DAVID, Jacques Louis, French painter: born in Paris, France, Aug. 30, 1748 and died in Brussels, Dec. 29, 1825. A pupil of Joseph Marie Vien, he won the Prix de Rome in 1775 with his Antiochus and Stratonice. His leanings toward classicism were strengthened during his stay in Rome, and he is considered the founder of the French classical school. Returning to Paris in 1780, he became a member of the Academie Royale de Peinture et de Sculpture three years later. In 1784 he painted on commission from Louis XVI his celebrated Oath of the Horatii, now in the Louvre; in 1787, his Death of Socrates (Metropolitan Museum of Art, New York); in 1788, The Loves of Paris and Helen (Louvre); and in 1789, The Return of Brutus (Louvre).

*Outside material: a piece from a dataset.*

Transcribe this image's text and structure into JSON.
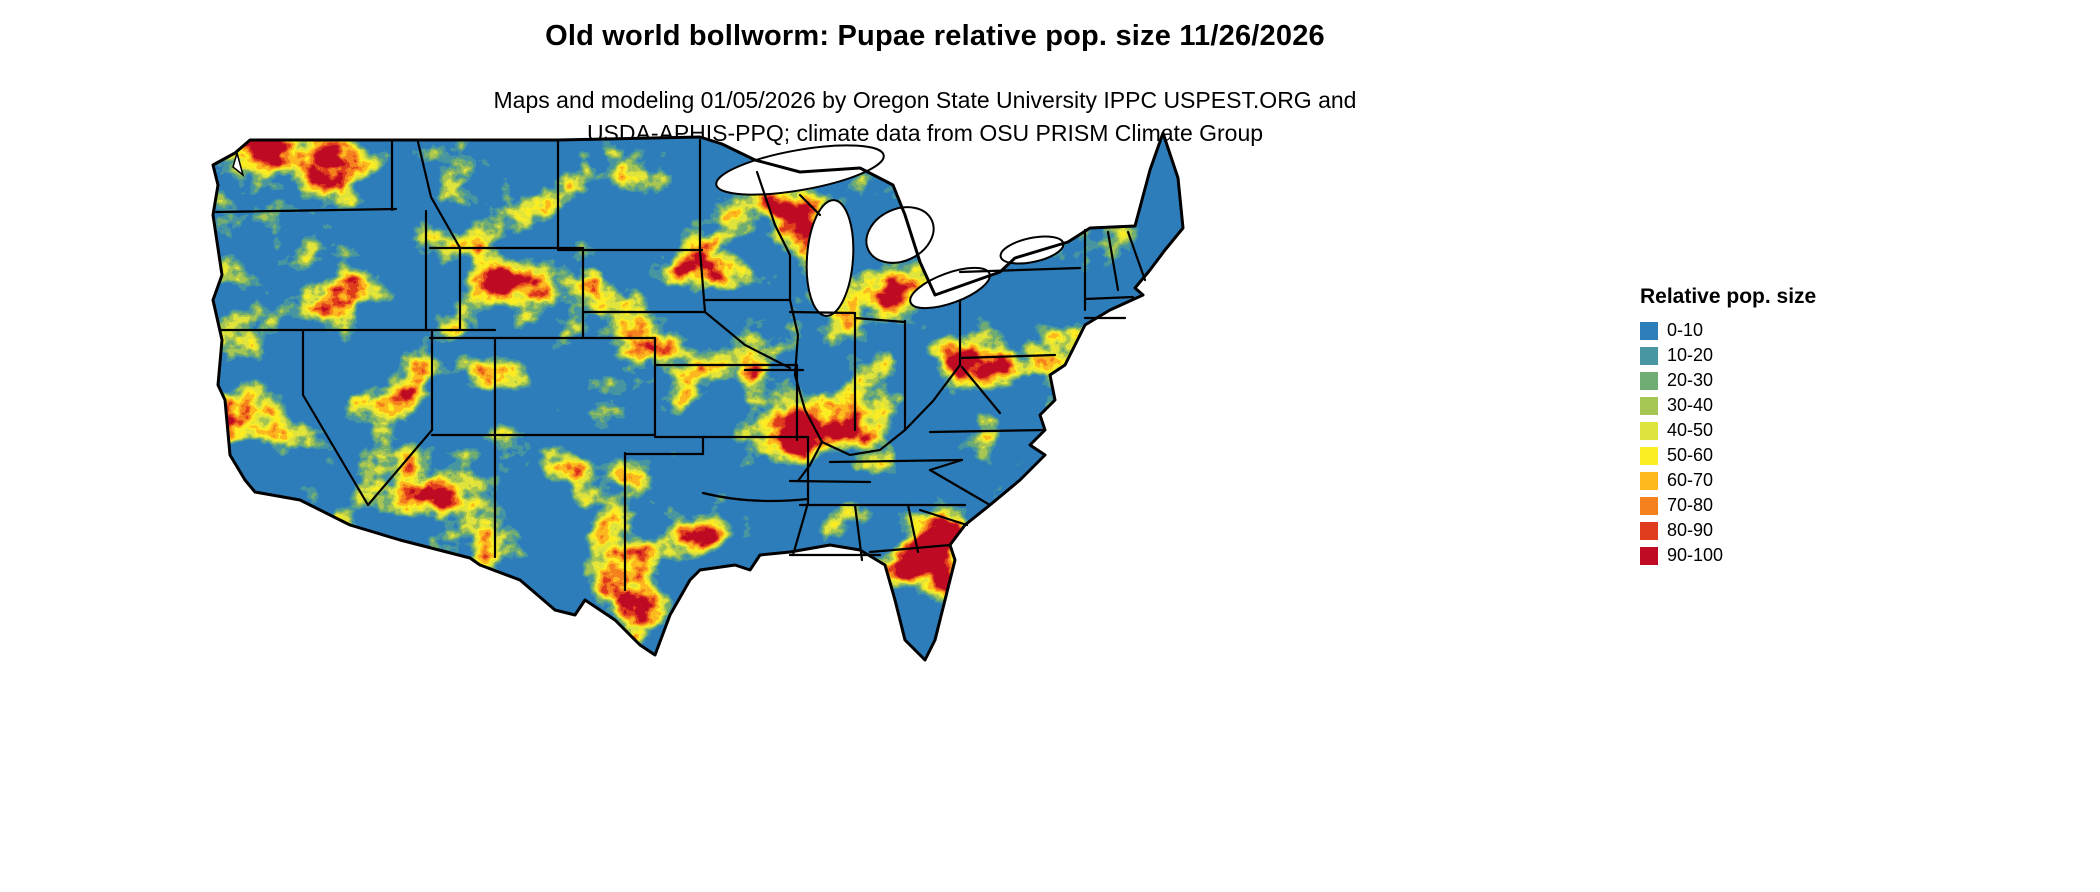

After the outbreak of the French Revolution he became an ardent Jacobin. He organized a number of republican celebrations, and in 1792 was elected a deputy to the National Convention. He voted for the death of the king and was a close friend of Maximilien de Robespierre. After the latter's fall, in 1794, he was imprisoned for a few months. Meanwhile, he executed his Marat Assassinated (1793, Brussels Museum) and a self-portrait (1794, Louvre). From the following year date his portraits of M. and Mme. Seriziat (Louvre). Also in the Louvre is The Rape of the Sabine Women (1799).

In 1804 he was appointed court painter to Napoleon and commissioned to execute four large pictures, of which two were completed: Consecration of Napoleon (also known as Coronation, 1805-1807, Louvre) and The Distribution of the Eagles (1810, Versailles). Leonidas at Thermopylae (1814, Louvre) is the last painting he completed in Paris.

Banished as a regicide after the second restoration of Louis XVIII, he lived in exile in Brussels from 1816 until his death. There he executed Les Trois Dames de Grind (Louvre); Mars Disarmed by Venus (Brussels Museum); and a number of portraits. David's classical and historical works, with their cold, formal composition, lack the charm of some of his portraits, such as those of Madame Recamier and Pope Pius VII, both in the Louvre.